Have you seen the cork tree in the Christchurch Botanical Gardens? If not, look for it next time and give its springy bark a pat. It’s on the edge of the archery lawn opposite the herbaceous border. The label just says “Quercus – Cork Oak”.

There were cork plantations most of the way from Lisbon to Évora.

There was agricultural land between with harvesting going on, and sheep and cattle grazing.

In Évora, there is a lot of cork in gift shops. Today I chanced upon a wonderful exhibition of cork models at MADE: Museu do Atesanato e do Design de Évora.

I’ll let them speak for themselves.

This is the artist.

There were all manner of things made of cork in the museum.

Straw panniers for a donkey:

A wool rug:

There was a modern design section.

Imaging lugging these about on your travels:

Kenwood mixers, but not as old as yours, Mum!

A flip-open landline dial phone:

To put our throw-away society into perspective, there was this medieval pot with repairs evident. I imagine it would be unthinkable to throw such a useful container away just because it had a few cracks in it.

And, “A gourd!” For the Monty Python fans among us.

These are cork products for sale in the streets:

Portuguese ships

There are some dedicated ship enthusiasts in Portugal creating these detailed models for the Museu de Marinha (Maritime Museum).

I hadn’t noticed when watching Pirates of the Caribbean that the ship’s wheel might be two wheels with a rope in between. Is the rope attached to the rudder, perhaps?

The displays include ancient maps, astrolabes and navigational instruments.
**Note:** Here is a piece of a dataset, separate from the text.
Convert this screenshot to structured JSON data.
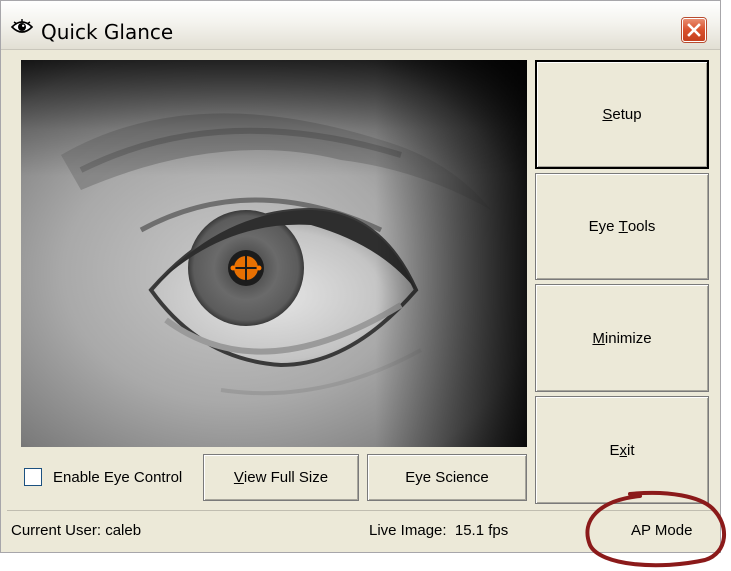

I liked the early ships best, of The Age of Discovery, which didn’t travel light (and that’s without taking white man’s burden into account). Here is a portable altar:

And here is an elaborate casket used to carry the ship’s colours embroidered by the queen. It has bronze turtle feet and looks heavy.

There was a section on fishing, since that is very much part of Portuguese life.

This painting reminds me of Clark Esplin’s work:

There were the cabins of the former king and queen (Carlos and Amelia) of Portugal on the royal yacht, Amelia.

There was the royal barge, which our queen sailed on during a visit to Portugal around 1957.

There were pleasure craft and an Olympic medal winning yacht:

A fire engine from the docks, which looks like an incendiary device itself:

And sea-planes. The Santa Clara made the first crossing of the South Atlantic in 1922.

This is the entrance to the museum which is in a wing of the Jeronimos monastery. Here, in a chapel built by Henry the Navigator, mariners took mass before embarking on their voyages. (Source: DK Portugal guide, which is one of the heavier items in my luggage – the other is the Paris guide. The digital versions may be weightless, but aren’t up to my well-used books.)